24 Mayıs 2010 Pazartesi

tıko problemo..

dün sinirimden, sıkıntımdan yedim de yedim..benim bünyem böyle..can sıkıntılı olunca aradaki farkı yemek yiyerek kapatmaya çalışıyo..bugün sövünce rahatladım, detoksumsu bişi yapıyim dedim..kabak haşlamalısından, yeşil çaylısından..baktım iyi gidiyorum, hadi dedim farilya böğürtlenli, fantastik ve son derece orgazmik dondurmadan yemeyi hakettin.. ( yanında verilen aşkına bedava adı altındaki dandirik korneti yemedim, yemem..) sigaram da bitmişti, bahanesi oldu..üşendim önce ama damarlarımdaki asil mi asil kan, nikotin diye diye akmaya başlamadan önce gideyim dedim..

bakkalla market arası bi yer var apartmanın karşısında..normalde geçirtken fiyatları yüzünden asla uğramam..ancak sigara dondurma gibi sabit fiyatlı şeyleri alırım ordan..neyse gittim işte..bakkal kadın ritüeli bozmamaya yemin etmiş olucak ki artık ezberlediğim cümleyi söyledi.. " sen kilo mu aldın ya? ne güzel bi ara incecik olmuştun.." he dedim aldım, işte sınavlar, okul mokul naparsın..o hep yanı cümleyi söylüyo ben de kilom hemen hemen aynı olmasına rağmen hep aynı cevabı veriyorum..ayrıca ben hiçbi zaman "incecik" olmadım..

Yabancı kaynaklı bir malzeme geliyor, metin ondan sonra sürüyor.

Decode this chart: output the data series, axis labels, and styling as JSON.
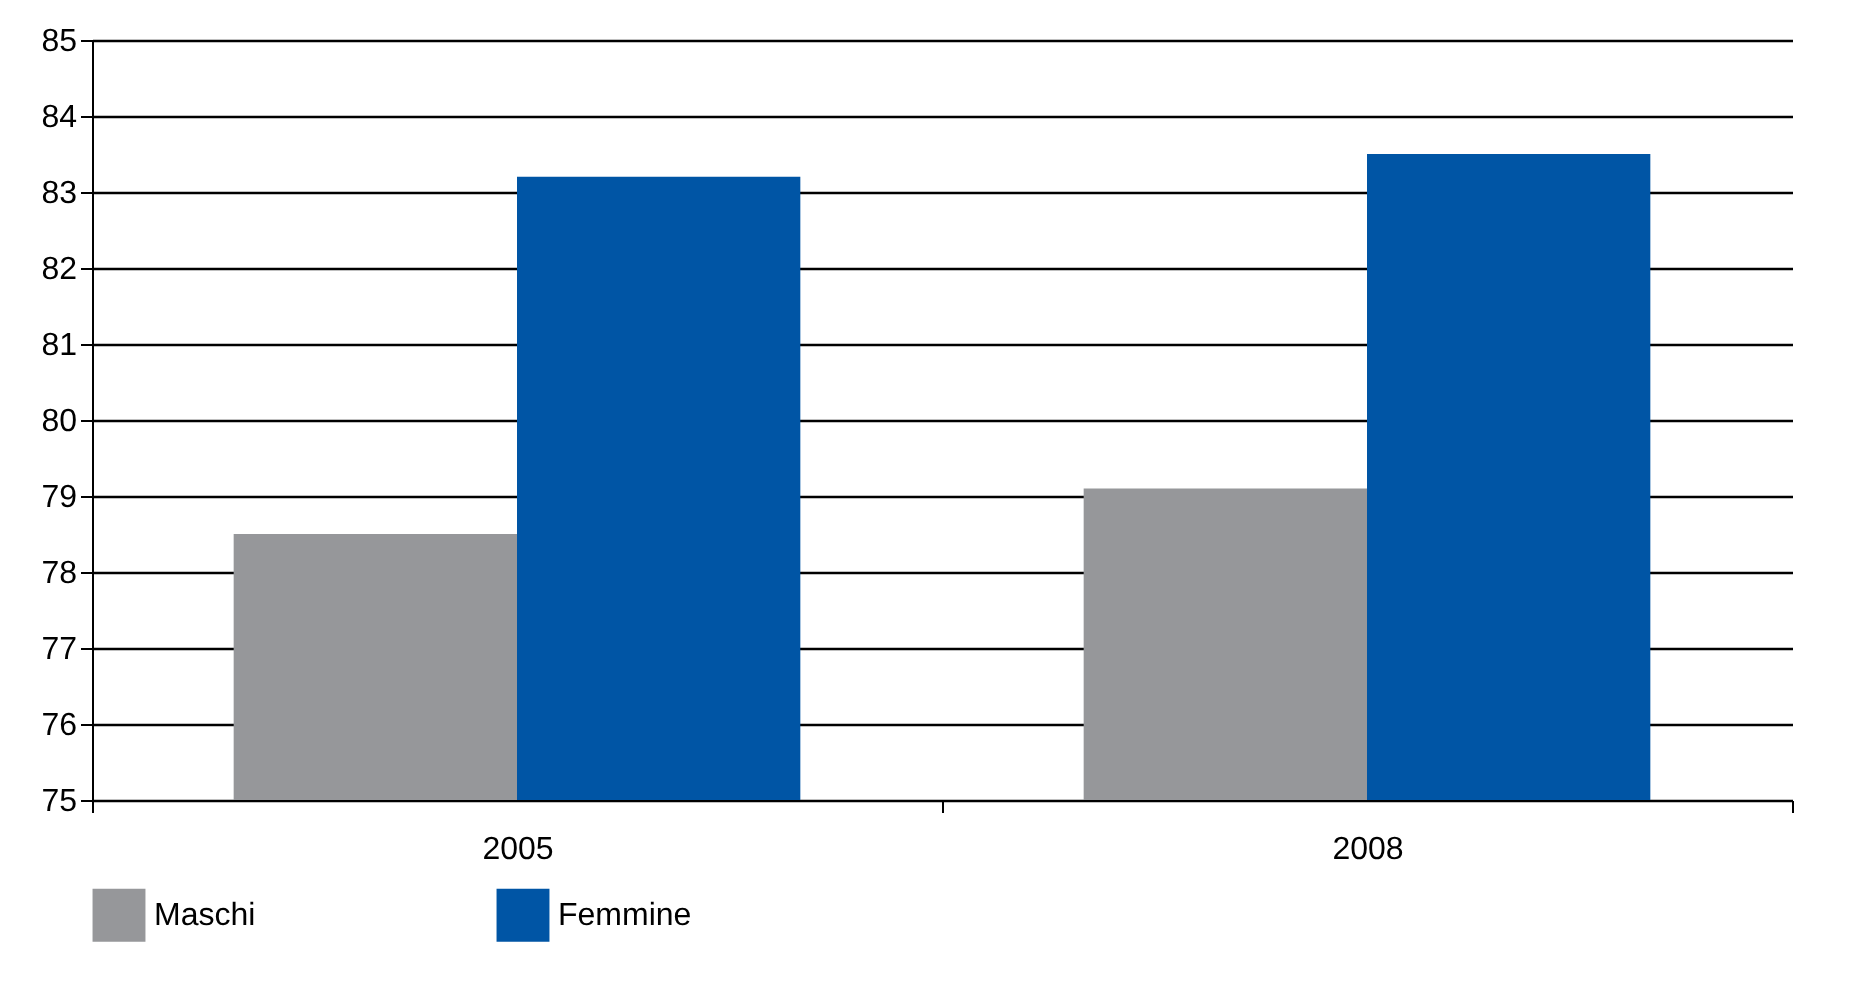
{
  "chart_data": {
    "type": "bar",
    "categories": [
      "2005",
      "2008"
    ],
    "series": [
      {
        "name": "Maschi",
        "color": "#96979a",
        "values": [
          78.5,
          79.1
        ]
      },
      {
        "name": "Femmine",
        "color": "#0055a5",
        "values": [
          83.2,
          83.5
        ]
      }
    ],
    "ylim": [
      75,
      85
    ],
    "yticks": [
      75,
      76,
      77,
      78,
      79,
      80,
      81,
      82,
      83,
      84,
      85
    ],
    "grid": "y",
    "legend": "bottom"
  }
}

buraya kadar alışılageldik bi diyalog bu..sonra bakkal kadın bana sır verir gibi zayıflamak için kullandığı ilacı anlatmaya başladı..yaklaşık onbeş dakika esir etti beni..bu arada ara ara laf sokuyo, ara ara iltifat ediyo.."ne güzel yüzün var..bi beş kilo versen yüzün gözün açılıcak (!).." , "zaten göbek kısmında senin toplanma, en kolay ordan verirsin.." mutlu mu oluyim, bunalıma mı giriyim anlamadım..o konuşurken kah ara ara dondurma alıcam demeye çalışıyorum, (ilk heceden sonrasını kurabilenin alnını karışlarım..), kah dondurma dolabına uzanmaya çalışıyorum ancak her defasında kontrataklarla püskürtülüyorum..sonunda pes ettim, kendi haline bıraktım ki konuşması bitsin..
e kadın bişey anlatıyo neticede öküzün trene bakan hali gibi de dinlenmez..arada ben de bişiler söylüyorum..bi ara bi zararı falan olmasın, malum bak kaç tane ilaç yasaklandı dedim..ben üç gündür kullanıyorum, tıko problemo dedi..pekala o zamaaan, ben bi böğürtlenli alıyim dedim..ben parayı öderken, "akşamları beraber yürüyüşe çıkalım sekiz buçuk gibi, ama ben dizilerimin olduğu akşam daha erken çıkıyorum.." gibi bişeyler söylüyodu..koşarak uzaklaştım..

ps: saçım ortalama on yıkama sonrasının en güzel tonunda şu an..keşke hep böyle kalsa..yeniden kızıl olmak bile mutlu olmak için yetmeli bence :)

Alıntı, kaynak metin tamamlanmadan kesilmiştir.